Object | Part of Art collection

item details

NameVue de l'isle Barbe sur la Saone à une lieue de Lyon (View of Barbe Island on the Saône River, Lyon).
ProductionJean-Jacques de Boissieu; artist; 1808; France
Classificationprints, etchings, landscapes, works on paper
Materialspaper, ink
Techniquesetching
DimensionsImage: 306mm (width), 206mm (height)
Registration Number1869-0001-39
Credit lineGift of Bishop Monrad, 1869

Overview

Jean-Jacques de Boissieu (1736-1810) was a French draughtsman, etcher and engraver. Born in Lyon, he studied at the École Gratuite de Dessin in his home town, but was mostly self-taught. He began making prints in the period 1758–64, then went to Italy in the retinue of the ambassador Louis Alexandre, Duc de la Rochefoucauld d'Enville; he met Voltaire on his way, and returned with a collection of landscape drawings. Boissieu made several plates for the Diderot-d'Alembert Encyclopédie. He continued to produce prints in Lyon, which earned him a reputation as the last representative of the older etching tradition. Boissieu made many etchings of the Roman and countryside, as well as the countryside around Lyon, as in this print. 

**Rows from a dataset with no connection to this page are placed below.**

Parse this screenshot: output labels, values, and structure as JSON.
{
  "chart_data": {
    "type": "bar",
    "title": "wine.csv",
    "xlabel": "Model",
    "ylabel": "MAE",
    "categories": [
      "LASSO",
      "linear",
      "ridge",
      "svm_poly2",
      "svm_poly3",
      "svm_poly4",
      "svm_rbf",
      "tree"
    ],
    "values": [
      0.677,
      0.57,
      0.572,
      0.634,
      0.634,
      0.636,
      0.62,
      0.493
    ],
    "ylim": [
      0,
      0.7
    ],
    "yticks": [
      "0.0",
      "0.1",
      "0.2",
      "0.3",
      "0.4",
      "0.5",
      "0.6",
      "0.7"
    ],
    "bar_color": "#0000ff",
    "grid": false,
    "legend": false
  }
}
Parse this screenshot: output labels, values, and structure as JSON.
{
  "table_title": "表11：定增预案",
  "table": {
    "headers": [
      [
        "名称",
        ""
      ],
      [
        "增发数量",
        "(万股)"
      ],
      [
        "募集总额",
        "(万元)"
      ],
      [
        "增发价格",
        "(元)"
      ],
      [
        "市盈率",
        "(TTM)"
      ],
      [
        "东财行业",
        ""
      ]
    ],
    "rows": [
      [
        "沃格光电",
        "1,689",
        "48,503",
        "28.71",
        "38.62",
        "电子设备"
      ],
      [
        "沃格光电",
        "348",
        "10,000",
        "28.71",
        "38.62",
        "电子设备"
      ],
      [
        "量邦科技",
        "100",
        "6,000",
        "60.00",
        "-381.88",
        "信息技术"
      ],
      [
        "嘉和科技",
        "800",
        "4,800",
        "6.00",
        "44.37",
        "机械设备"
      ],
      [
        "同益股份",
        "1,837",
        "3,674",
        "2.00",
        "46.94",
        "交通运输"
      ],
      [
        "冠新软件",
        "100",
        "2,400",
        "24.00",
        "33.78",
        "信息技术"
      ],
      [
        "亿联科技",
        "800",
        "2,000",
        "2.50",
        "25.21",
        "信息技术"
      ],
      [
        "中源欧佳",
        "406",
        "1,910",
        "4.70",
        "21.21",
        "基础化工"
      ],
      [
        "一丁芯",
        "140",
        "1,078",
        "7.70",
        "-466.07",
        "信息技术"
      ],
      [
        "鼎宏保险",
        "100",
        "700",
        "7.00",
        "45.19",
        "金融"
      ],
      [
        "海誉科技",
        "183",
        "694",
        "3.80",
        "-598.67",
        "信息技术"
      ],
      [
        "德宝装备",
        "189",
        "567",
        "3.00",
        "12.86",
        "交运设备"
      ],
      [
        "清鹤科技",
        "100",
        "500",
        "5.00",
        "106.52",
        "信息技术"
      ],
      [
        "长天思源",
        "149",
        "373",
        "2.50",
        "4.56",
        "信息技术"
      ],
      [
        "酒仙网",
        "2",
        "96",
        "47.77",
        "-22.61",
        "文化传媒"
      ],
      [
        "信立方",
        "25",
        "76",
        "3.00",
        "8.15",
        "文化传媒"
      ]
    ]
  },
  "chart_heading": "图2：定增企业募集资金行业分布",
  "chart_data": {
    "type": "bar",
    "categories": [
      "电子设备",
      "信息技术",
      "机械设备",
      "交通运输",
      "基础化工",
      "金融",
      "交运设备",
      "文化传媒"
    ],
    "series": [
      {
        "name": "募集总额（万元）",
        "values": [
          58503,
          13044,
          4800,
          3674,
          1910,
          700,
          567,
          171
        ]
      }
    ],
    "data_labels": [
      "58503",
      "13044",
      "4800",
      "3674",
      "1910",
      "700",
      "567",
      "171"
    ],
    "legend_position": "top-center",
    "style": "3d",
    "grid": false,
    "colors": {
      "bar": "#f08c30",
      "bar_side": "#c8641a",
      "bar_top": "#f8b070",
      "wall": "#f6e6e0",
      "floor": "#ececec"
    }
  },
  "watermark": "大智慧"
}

This etching depicts Barbe Island on the River Saone and was published just two years before Boissieu's death. It reflects not only Boissieu's technical prowess but the obvious love of his locality. Everything is idyllic, perfect. The island boasts the obligatory, venerable, age old castle and church. The water is calm, yet there's enough breeze for sailing. Did it ever really look like that? Not really, but what matters is Boissieu's imagination and romantic feelings for 'the genius of the place'. Although it just precedes Romanticism as an art movement, it is evocative of his compatriot, Claude Lorrain, famous for his gorgeous, idyllic landscapes of the countryside around Rome, painted a century earlier.